Wichtig sei es, Methoden zu entwickeln, die objektiv belegten, wie stark das ungeborene Kind in den ersten Schwangerschaftsmonaten den negativen Folgen des Tabakkonsums ausgesetzt gewesen sei. Versuche, diese Fakten etwa durch Befragung zu ermitteln, führten in aller Regel nicht zum Erfolg. Selbst bei guter Kooperationsbereitschaft der schwangeren Frauen passten die Angaben selten zum tatsächlichen Konsum. Nüßlein: "Es ist wahrscheinlich ein gewisser Selbstschutz-Mechanismus, die tägliche Zigarettenzahl eher geringer einzuschätzen als es den Tatsachen entspricht."
Cotinin als Stoffwechselprodukt des Nikotin eigne sich besonders als Maßeinheit für den Tabakkonsum und ermögliche vor allem durch eine einfache Untersuchung des Urins eine Aussage über das Rauchverhalten. Auch im "Kindspech", dem ersten nach Geburt ausgeschiedenen Darminhalt des Neugeborenen, lasse es sich nachweisen. Untersuchungen an 300 Neugeborenen hätten bewiesen, dass sich durch die Höhe der Cotinin-Konzentration im "Kindspech" gesundheitliche Probleme des Säuglings im ersten Jahr deutlich besser voraussagen ließen, als dies durch Angaben der Eltern zum Rauchverhalten in der Schwangerschaft möglich sei.

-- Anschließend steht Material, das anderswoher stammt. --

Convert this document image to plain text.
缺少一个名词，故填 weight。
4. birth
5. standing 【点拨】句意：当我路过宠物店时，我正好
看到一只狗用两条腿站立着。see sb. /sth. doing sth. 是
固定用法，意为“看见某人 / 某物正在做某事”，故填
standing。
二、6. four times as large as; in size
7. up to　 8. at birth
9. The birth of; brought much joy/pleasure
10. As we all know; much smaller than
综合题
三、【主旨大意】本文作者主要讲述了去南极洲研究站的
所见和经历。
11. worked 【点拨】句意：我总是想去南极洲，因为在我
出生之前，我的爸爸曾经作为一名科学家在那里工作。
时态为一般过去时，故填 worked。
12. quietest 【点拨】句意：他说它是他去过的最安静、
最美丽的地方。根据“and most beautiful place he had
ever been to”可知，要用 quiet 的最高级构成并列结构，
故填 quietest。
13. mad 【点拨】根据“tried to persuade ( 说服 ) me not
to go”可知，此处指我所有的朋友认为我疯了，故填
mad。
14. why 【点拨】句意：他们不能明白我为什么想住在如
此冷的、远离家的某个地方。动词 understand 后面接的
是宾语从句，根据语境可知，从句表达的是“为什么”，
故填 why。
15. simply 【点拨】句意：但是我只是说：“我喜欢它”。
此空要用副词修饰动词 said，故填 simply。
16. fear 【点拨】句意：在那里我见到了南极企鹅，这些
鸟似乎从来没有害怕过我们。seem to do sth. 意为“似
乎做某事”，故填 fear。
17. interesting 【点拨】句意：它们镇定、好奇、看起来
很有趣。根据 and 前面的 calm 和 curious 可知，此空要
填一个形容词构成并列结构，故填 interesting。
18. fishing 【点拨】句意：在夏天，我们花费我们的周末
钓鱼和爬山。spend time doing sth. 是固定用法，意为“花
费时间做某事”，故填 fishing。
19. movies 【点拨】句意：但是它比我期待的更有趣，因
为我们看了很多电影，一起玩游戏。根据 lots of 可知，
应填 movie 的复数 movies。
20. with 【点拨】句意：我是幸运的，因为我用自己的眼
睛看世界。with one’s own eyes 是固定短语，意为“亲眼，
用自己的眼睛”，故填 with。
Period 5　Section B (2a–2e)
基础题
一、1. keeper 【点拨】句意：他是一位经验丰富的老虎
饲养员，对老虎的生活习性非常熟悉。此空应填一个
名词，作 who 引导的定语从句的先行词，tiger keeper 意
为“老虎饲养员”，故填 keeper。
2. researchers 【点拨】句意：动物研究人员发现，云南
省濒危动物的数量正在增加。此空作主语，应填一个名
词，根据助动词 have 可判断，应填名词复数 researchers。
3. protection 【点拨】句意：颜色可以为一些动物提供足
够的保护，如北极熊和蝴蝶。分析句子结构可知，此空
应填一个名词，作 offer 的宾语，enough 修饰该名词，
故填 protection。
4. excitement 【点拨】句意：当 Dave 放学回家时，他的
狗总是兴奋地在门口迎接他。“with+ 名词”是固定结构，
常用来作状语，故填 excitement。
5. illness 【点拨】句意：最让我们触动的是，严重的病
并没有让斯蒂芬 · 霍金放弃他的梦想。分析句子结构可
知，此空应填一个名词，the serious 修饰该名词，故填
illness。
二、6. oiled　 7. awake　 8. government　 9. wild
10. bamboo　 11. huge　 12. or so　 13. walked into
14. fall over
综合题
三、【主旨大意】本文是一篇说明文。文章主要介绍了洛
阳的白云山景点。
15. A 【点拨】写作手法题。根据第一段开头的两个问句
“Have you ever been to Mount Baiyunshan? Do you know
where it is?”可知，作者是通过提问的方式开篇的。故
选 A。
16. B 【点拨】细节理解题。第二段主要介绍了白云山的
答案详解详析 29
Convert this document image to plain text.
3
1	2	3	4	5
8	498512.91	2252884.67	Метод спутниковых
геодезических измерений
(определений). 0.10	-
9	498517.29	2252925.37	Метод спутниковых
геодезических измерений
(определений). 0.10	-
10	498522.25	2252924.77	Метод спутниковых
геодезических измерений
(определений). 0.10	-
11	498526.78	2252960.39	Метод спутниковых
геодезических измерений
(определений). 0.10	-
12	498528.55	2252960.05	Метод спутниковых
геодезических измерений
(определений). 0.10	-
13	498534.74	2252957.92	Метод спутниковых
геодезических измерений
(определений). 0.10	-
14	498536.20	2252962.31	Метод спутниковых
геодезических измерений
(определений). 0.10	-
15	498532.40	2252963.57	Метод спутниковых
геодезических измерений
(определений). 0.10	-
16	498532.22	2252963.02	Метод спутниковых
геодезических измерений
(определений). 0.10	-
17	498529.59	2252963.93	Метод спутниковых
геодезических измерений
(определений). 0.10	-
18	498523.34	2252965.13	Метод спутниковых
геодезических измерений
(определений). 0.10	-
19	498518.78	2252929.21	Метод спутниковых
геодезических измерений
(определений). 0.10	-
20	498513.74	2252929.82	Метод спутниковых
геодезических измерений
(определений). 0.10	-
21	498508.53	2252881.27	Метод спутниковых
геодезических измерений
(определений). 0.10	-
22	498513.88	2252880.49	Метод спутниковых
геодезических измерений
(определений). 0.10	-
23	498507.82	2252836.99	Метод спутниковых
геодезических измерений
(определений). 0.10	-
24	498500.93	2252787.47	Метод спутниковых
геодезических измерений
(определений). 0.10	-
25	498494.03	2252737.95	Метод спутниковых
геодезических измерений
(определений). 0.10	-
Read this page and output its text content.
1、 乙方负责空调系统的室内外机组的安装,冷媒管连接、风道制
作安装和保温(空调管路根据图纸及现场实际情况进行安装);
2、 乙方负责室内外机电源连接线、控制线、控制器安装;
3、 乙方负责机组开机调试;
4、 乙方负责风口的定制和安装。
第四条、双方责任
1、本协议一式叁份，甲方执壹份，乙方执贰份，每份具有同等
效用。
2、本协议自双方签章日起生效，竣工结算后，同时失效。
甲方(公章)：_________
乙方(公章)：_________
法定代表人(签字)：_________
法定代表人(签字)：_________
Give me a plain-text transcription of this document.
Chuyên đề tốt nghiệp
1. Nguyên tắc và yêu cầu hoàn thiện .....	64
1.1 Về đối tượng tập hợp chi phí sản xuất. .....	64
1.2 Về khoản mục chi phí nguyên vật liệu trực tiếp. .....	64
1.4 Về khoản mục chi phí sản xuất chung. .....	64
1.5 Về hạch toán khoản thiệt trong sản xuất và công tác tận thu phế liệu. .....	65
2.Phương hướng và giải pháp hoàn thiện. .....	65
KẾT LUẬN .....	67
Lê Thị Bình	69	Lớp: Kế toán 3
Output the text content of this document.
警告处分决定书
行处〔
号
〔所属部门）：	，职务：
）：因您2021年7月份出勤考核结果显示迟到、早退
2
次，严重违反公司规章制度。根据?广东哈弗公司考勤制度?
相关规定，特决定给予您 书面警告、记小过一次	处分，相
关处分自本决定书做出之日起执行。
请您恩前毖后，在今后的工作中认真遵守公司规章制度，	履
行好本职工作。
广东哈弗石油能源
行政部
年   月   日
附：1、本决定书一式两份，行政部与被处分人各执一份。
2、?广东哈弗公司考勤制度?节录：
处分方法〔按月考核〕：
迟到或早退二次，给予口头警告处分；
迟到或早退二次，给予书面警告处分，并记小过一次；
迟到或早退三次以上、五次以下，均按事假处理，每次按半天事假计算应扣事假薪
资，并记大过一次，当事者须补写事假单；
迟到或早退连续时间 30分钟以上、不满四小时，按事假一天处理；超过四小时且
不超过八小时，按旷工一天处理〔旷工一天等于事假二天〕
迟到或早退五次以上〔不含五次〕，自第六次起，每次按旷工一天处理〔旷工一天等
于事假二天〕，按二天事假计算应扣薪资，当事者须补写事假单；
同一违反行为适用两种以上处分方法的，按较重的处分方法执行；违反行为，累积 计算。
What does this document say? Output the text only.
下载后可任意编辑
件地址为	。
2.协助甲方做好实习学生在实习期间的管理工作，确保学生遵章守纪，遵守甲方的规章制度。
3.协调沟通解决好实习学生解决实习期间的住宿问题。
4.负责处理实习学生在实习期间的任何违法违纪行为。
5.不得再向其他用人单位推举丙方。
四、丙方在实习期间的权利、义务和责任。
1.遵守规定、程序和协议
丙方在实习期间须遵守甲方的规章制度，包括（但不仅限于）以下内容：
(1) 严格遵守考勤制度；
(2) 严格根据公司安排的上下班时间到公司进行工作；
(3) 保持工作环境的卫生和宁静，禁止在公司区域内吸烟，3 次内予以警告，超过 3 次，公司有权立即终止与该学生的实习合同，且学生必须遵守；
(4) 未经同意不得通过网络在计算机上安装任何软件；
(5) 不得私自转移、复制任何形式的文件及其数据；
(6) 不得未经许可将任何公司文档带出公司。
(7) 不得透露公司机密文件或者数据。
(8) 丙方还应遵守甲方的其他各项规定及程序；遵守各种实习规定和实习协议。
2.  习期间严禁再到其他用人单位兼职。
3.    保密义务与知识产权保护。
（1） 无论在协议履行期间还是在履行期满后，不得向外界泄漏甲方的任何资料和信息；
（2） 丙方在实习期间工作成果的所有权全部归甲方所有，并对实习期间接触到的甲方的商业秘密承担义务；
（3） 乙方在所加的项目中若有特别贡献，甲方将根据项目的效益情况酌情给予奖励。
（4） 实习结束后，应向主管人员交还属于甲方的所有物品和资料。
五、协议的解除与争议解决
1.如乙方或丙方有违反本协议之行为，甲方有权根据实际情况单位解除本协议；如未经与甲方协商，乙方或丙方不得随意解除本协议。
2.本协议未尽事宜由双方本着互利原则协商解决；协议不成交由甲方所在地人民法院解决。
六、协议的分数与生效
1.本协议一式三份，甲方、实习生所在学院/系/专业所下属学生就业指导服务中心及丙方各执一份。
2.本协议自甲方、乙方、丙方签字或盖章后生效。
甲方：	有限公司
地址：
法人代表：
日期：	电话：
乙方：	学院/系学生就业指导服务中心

Zwar existierten bereits Untersuchungsmethoden zur Messung des Nikotins und seiner Abbauprodukte, doch seien diese apparativ aufwändig, teuer, zeitintensiv, teilweise unzuverlässig und nicht dezentral durchzuführen. Das Gegenteil sei bei dem neuen Schnelltest der Fall, der wie ein Cholesterin-Test in Apotheken von den Schwangeren selbst, aber auch von Ärzten und Hebammen eingesetzt werden könne. So könne Frauen in den ersten drei Schwangerschaftsmonaten durch eine Cotinin-Messung gezeigt werden, wie stark ihr Kind durch das mütterliche Aktiv- und Passivrauchen gefährdet sei. Das wirke sicher besser als Appelle, die gerade bei starker Tabakgewöhnung nur selten auf fruchtbaren Boden fielen, so Nüßlein. Wenn der Zigarettenkonsum aber frühzeitig in der Schwangerschaft eingestellt werde, könnte nicht nur das Risiko des plötzlichen Kindstods verringert werden. Es könnten auch durch fortgesetztes Rauchen bewirkte Fehlentwicklungen des Ungeborenen - wie eine unterentwickelte Lunge - unter Umständen vermieden werden.
Durch das Feststellen hoher Cotininwerte direkt nach der Geburt könnten Säuglinge als Risikoneugeborene eingestuft und Vorsorgemaßnahmen wie eine Monitorbeobachtung im ersten Lebensjahr eingeleitet werden. Die Mehrheit der Fälle von plötzlichem Kindstod träten in den ersten sechs Lebensmonaten auf. Nüßlein: "Mit guten Worten ist es nicht getan. Nur durch einen Test mit handfesten Ergebnissen wird es uns gelingen, das Risiko von Neugeborenen zu verringern, am plötzlichen Kindstod zu sterben."